04

253 39 40
                                    

Hari itu membuat saya mengenal lebih banyak lagi pegawai-pegawai kantor yang lain, beberapa masih ada dalam satu divisi dengan saya, beberapa lainnya ada di luar divisi saya bahkan sebenarnya ditempatkan di luar kantor dan tengah menjalani masa acak untuk beberapa bulan ke depan.

Terima kasih banyak-banyak tidak luput saya berikan pada Malik, sebab ia yang secara tidak langsung menahan diri saya di teras kantor sampai listrik kembali menyala.

Dan kemarin juga Pak Alan hadir di tengah-tengah kami, mengatakan bahwa terkhusus hari ini atau mungkin sampai dua hari ke depan, saya, Malik, dan beberapa orang lainnya yang akan tampil nanti akan dibebaskan dari tugas-tugas tambahan dengan sedikit tugas reguler.

Separuh merasa bersyukur, separuh lagi merasa terbebani karena pada siang yang luar biasa panas ini, kami telah dipanggil dan berkumpul di ruang penempatan barang yang kini telah disulap menjadi ruangan serbaguna lengkap dengan belasan bangku berjajar rapi.

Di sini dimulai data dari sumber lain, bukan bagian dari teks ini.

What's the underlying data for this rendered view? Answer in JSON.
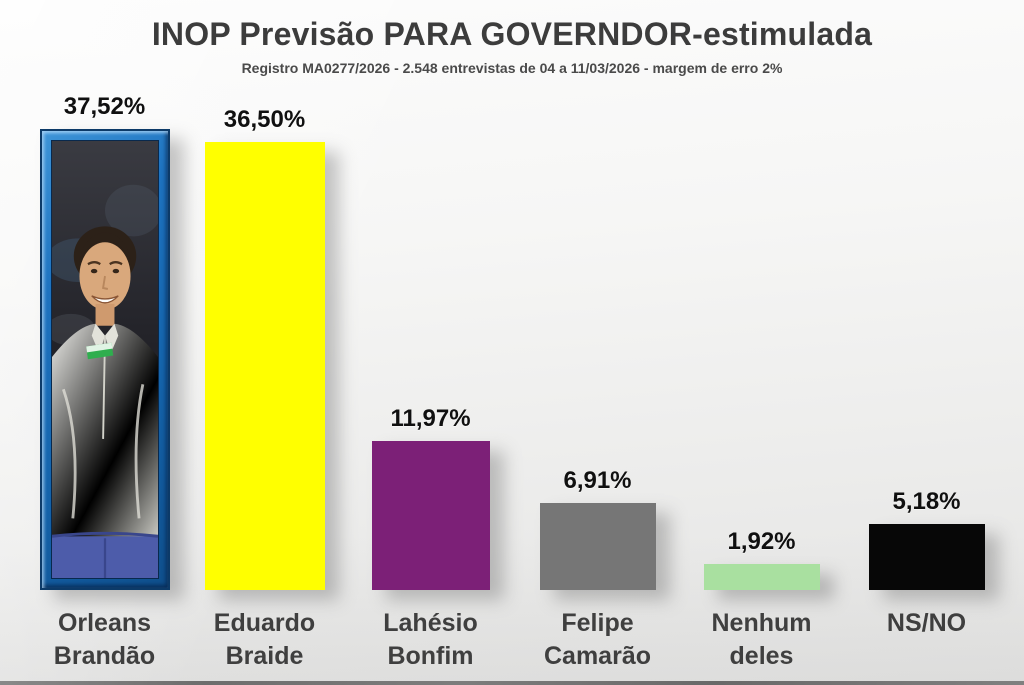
{
  "header": {
    "title": "INOP Previsão PARA GOVERNDOR-estimulada",
    "subtitle": "Registro MA0277/2026 - 2.548 entrevistas de 04 a 11/03/2026 - margem de erro 2%"
  },
  "chart_data": {
    "type": "bar",
    "title": "INOP Previsão PARA GOVERNDOR-estimulada",
    "subtitle": "Registro MA0277/2026 - 2.548 entrevistas de 04 a 11/03/2026 - margem de erro 2%",
    "categories": [
      "Orleans Brandão",
      "Eduardo Braide",
      "Lahésio Bonfim",
      "Felipe Camarão",
      "Nenhum deles",
      "NS/NO"
    ],
    "values": [
      37.52,
      36.5,
      11.97,
      6.91,
      1.92,
      5.18
    ],
    "value_labels": [
      "37,52%",
      "36,50%",
      "11,97%",
      "6,91%",
      "1,92%",
      "5,18%"
    ],
    "ylim": [
      0,
      40
    ],
    "grid": false,
    "legend": false,
    "bars": [
      {
        "value": 37.52,
        "value_label": "37,52%",
        "line1": "Orleans",
        "line2": "Brandão",
        "color": "photo",
        "frame_color": "#1e73c0"
      },
      {
        "value": 36.5,
        "value_label": "36,50%",
        "line1": "Eduardo",
        "line2": "Braide",
        "color": "#ffff00"
      },
      {
        "value": 11.97,
        "value_label": "11,97%",
        "line1": "Lahésio",
        "line2": "Bonfim",
        "color": "#7c2077"
      },
      {
        "value": 6.91,
        "value_label": "6,91%",
        "line1": "Felipe",
        "line2": "Camarão",
        "color": "#767676"
      },
      {
        "value": 1.92,
        "value_label": "1,92%",
        "line1": "Nenhum",
        "line2": "deles",
        "color": "#a9e0a0"
      },
      {
        "value": 5.18,
        "value_label": "5,18%",
        "line1": "NS/NO",
        "line2": "",
        "color": "#070707"
      }
    ]
  }
}
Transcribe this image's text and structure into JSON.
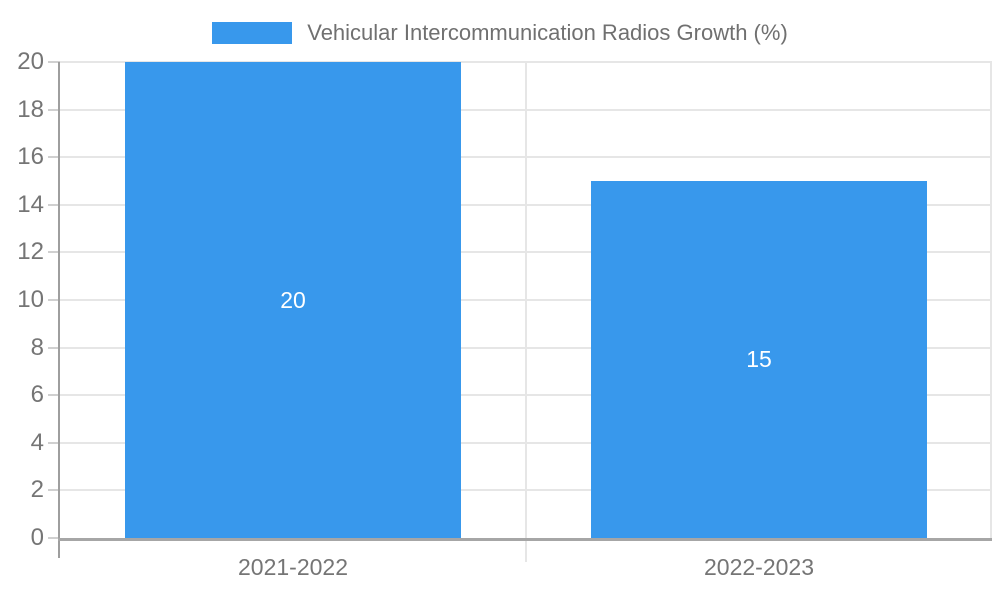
{
  "colors": {
    "bar": "#3898ec",
    "grid": "#e6e6e6",
    "axis": "#9e9e9e",
    "tick_label": "#757575",
    "value_label": "#ffffff"
  },
  "chart_data": {
    "type": "bar",
    "title": "",
    "xlabel": "",
    "ylabel": "",
    "legend": [
      "Vehicular Intercommunication Radios Growth (%)"
    ],
    "legend_position": "top",
    "categories": [
      "2021-2022",
      "2022-2023"
    ],
    "values": [
      20,
      15
    ],
    "value_labels": [
      "20",
      "15"
    ],
    "ylim": [
      0,
      20
    ],
    "ytick_step": 2,
    "yticks": [
      0,
      2,
      4,
      6,
      8,
      10,
      12,
      14,
      16,
      18,
      20
    ],
    "grid": true
  }
}
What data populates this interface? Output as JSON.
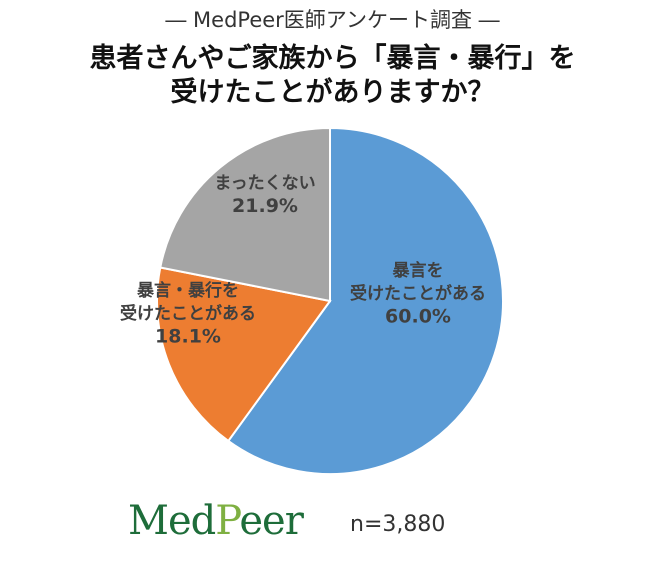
{
  "header": {
    "survey_label": "― MedPeer医師アンケート調査 ―",
    "title_line_1": "患者さんやご家族から「暴言・暴行」を",
    "title_line_2": "受けたことがありますか？"
  },
  "chart_data": {
    "type": "pie",
    "slices": [
      {
        "label_lines": [
          "暴言を",
          "受けたことがある"
        ],
        "value": 60.0,
        "value_text": "60.0%",
        "color": "#5b9bd5"
      },
      {
        "label_lines": [
          "暴言・暴行を",
          "受けたことがある"
        ],
        "value": 18.1,
        "value_text": "18.1%",
        "color": "#ed7d31"
      },
      {
        "label_lines": [
          "まったくない"
        ],
        "value": 21.9,
        "value_text": "21.9%",
        "color": "#a5a5a5"
      }
    ],
    "start": "12 o'clock",
    "direction": "clockwise",
    "data_labels": "inside"
  },
  "footer": {
    "logo_part_1": "Med",
    "logo_part_2": "P",
    "logo_part_3": "eer",
    "sample_size": "n=3,880"
  },
  "colors": {
    "logo_primary": "#1e6d3a",
    "logo_accent": "#7fb042"
  }
}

Saya cepat-cepat mengambil posisi yang strategis (tentu menurut saya), tidak di depan, tidak juga di belakang, saya lebih memilih barisan tengah dengan posisi paling di tepi agar saya mudah untuk keluar saat briefing ini selesai.

"Kamu nanti nyanyi apa, Ka?" Olivㅡsalah satu perempuan yang baru saya kenal kemarinㅡlangsung bertanya ketika ia menitik bangku kosong di sebelah kiri saya dan duduk di sana.

"Apa, ya ... belum kepikiran. Lagian, kan, yang nyanyi bukan aku, mungkin Qiara sama Malik."

"Loh? Qiara mah kan nanti sama Aban?"

"Hah? Emang iya? Enggak kita bareng atau gimana gitu." Nada bicara saya menurun sekian bar di akhir kalimat, membuat dahi Oliv mengerut tak paham.

Padahal saya sama tak pahamnya.

"Seingetku berdua-berdua loh, Ka."

"Iya gitu?? Qiara sama Aban berarti? Aku samaㅡ"

"Malik," Oliv memotong, "iya-iya, berarti kamu sama Malik."

Meski belum sepenuhnya percaya, saya buru-buru menghela napas guna menenangkan diri. Dan jika benar terjadi, ini tidak akan membuat hari-hari saya tenang, pikir saya.

Lalu cepat-cepat saya mengalihkan pembicaraan. "Kalau kamu, sama siapa, Liv?"

"Sama Satya, tadinya disuruh sama Evan tapi aku nggak mau, pasti isinya dicomblangi doang."

Oliv memberengut sebal seraya tangannya menjejalkan ponsel dan dompet ke dalam tasnya. Sedang respon yang saya berikan hanya terkekeh geli, pun saya tidak akan menampik realita, Oliv itu cantik, baik, dan pintar, pasti banyak yang tertarik padanya. Yang juga membuat saya jadi bersyukur memiliki teman menyenangkan seperti dia.

Tidak lama Oliv bangkit, refleks saya mengikuti ke mana perginya ia. "Mau ke toilet dulu sebelum Pak Seda ke sini Tolong jaga tas aku ya, Ka."

"Iya, aman." Saya menjawab singkat, lalu kembali menjatuhkan pandangan pada layar ponsel yang tengah menampilkan sebuah permainan yang gemar memakan memori ponsel sampai ratusan megabyte.

Di tengah-tengah kegiatan saya menahan diri untuk tidak mengumpat pada diri saya sendiri karena banyak melakukan kesalahan fatal, penciuman saya menangkap aroma familier yang datang dari belakang punggung saya.

Oh, ya, percaya tidak bahwa sejak awal saya duduk di sini, saya sama sekali tidak menoleh ke belakang untuk melihat atau memastikan siapa-siapa saja yang telah datang dan membuat ruangan ini menjadi semakin berisik. Mungkin di sana ada beberapa orang yang saya kenal, mungkin juga tidak.

Kembali lagi pada aroma yang saya sebut familier, seraya menunggu permainan saya loading akibat jaringan wifi yang ngadat. Saya berusaha mengingat aroma itu, seperti jeruk lemon bercampur mint yang menjadi salah satu rasa permen yang pernah saya coba dahulu, entah kapan saya pun tidak ingat.